Aim: Because of the severe morbidity and mortality of gastric cancer, discovering new candidate drugs has been an urgent issue. The close association between histone deacetylase 6 (HDAC6) and gastric cancer makes the development of HDAC6-targeted anti-gastric cancer drugs a viable idea. Methods & results: Carbenoxolone disodium was identified as a novel HDAC6 inhibitor. Cellular thermal shift assay, surface plasmon resonance assay and molecular docking confirmed its binding ability to HDAC6. Cell viability, wound healing and transwell assays as well as animal studies have demonstrated that Carbenoxolone disodium could block the proliferation and migration of gastric cancer cells MGC-803 in vitro and in vivo. Conclusion: This is the first report to indicate that Carbenoxolone disodium could be an HDAC6 inhibitor with potential for treatment of gastric cancer.

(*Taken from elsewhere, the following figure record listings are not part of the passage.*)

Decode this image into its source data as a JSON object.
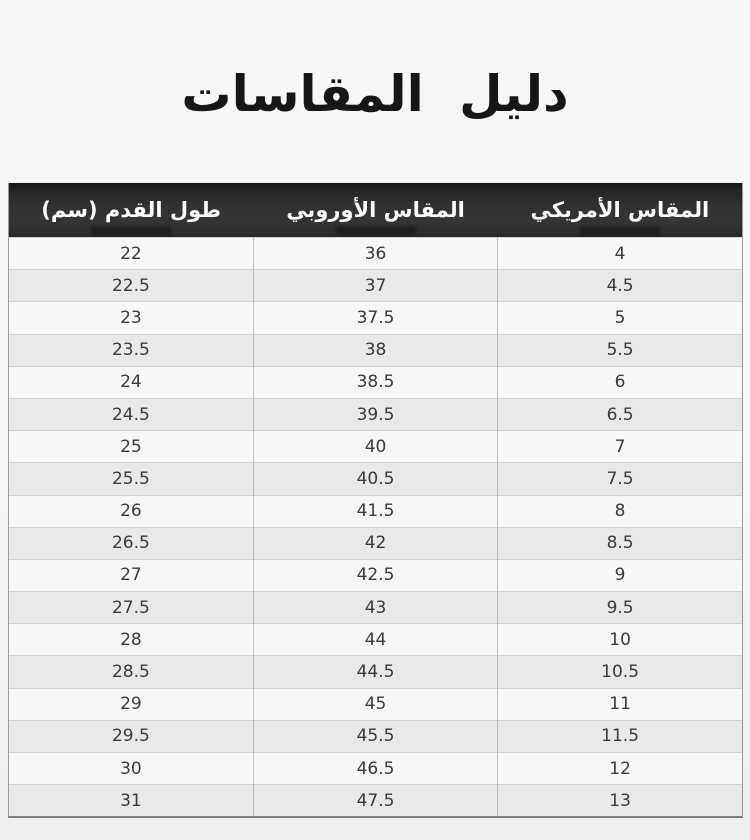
{
  "chart_data": {
    "type": "table",
    "title": "دليل المقاسات",
    "layout": {
      "direction": "rtl",
      "striped": true,
      "header_style": "dark",
      "columns_visual_order_right_to_left": [
        "us",
        "eu",
        "foot_cm"
      ]
    },
    "columns": [
      {
        "key": "us",
        "label": "المقاس الأمريكي"
      },
      {
        "key": "eu",
        "label": "المقاس الأوروبي"
      },
      {
        "key": "foot_cm",
        "label": "طول القدم (سم)"
      }
    ],
    "rows": [
      {
        "foot_cm": "22",
        "eu": "36",
        "us": "4"
      },
      {
        "foot_cm": "22.5",
        "eu": "37",
        "us": "4.5"
      },
      {
        "foot_cm": "23",
        "eu": "37.5",
        "us": "5"
      },
      {
        "foot_cm": "23.5",
        "eu": "38",
        "us": "5.5"
      },
      {
        "foot_cm": "24",
        "eu": "38.5",
        "us": "6"
      },
      {
        "foot_cm": "24.5",
        "eu": "39.5",
        "us": "6.5"
      },
      {
        "foot_cm": "25",
        "eu": "40",
        "us": "7"
      },
      {
        "foot_cm": "25.5",
        "eu": "40.5",
        "us": "7.5"
      },
      {
        "foot_cm": "26",
        "eu": "41.5",
        "us": "8"
      },
      {
        "foot_cm": "26.5",
        "eu": "42",
        "us": "8.5"
      },
      {
        "foot_cm": "27",
        "eu": "42.5",
        "us": "9"
      },
      {
        "foot_cm": "27.5",
        "eu": "43",
        "us": "9.5"
      },
      {
        "foot_cm": "28",
        "eu": "44",
        "us": "10"
      },
      {
        "foot_cm": "28.5",
        "eu": "44.5",
        "us": "10.5"
      },
      {
        "foot_cm": "29",
        "eu": "45",
        "us": "11"
      },
      {
        "foot_cm": "29.5",
        "eu": "45.5",
        "us": "11.5"
      },
      {
        "foot_cm": "30",
        "eu": "46.5",
        "us": "12"
      },
      {
        "foot_cm": "31",
        "eu": "47.5",
        "us": "13"
      }
    ]
  },
  "colors": {
    "page_bg": "#f6f5f3",
    "title_text": "#161616",
    "header_bg": "#2f2f2f",
    "header_text": "#fafafa",
    "row_light": "#f7f7f6",
    "row_dark": "#e9e9e8",
    "row_border": "#d2d2d2",
    "column_divider": "#bcbcbc",
    "outer_border": "#9a9a9a",
    "cell_text": "#3a3a3a"
  }
}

Carbenoxolone-mediated cytotoxicity inhibits Vaccinia virus replication in a human keratinocyte cell line

Sci Rep 2018 Nov 16;8(1):16956.PMID:30446704DOI:10.1038/s41598-018-34732-w.

The re-emergence of poxviral zoonotic infections and the threat of bioterrorism emphasise the demand for effective antipoxvirus therapies. Here, we show that Carbenoxolone, a pharmacological inhibitor of gap junction function and a compound widely used in cell culture, is capable of hindering the replication of Vaccinia virus, the prototypical poxvirus, in a gap junction-independent manner in a human keratinocyte cell line. Viral protein synthesis occurs in the presence of Carbenoxolone but infectious virion formation is minimal, indicating that Carbenoxolone blocks viral morphogenesis. Initial viability tests suggested that Carbenoxolone was not toxic to cells. However, electron microscopic analysis of Carbenoxolone treated cells revealed that it alters the cellular endomembrane system. This widespread ultrastructural damage prevents Vaccinia virus virion assembly. These results strengthen the need for thorough characterisation of the effects of antiviral compounds on the cellular ultrastructure.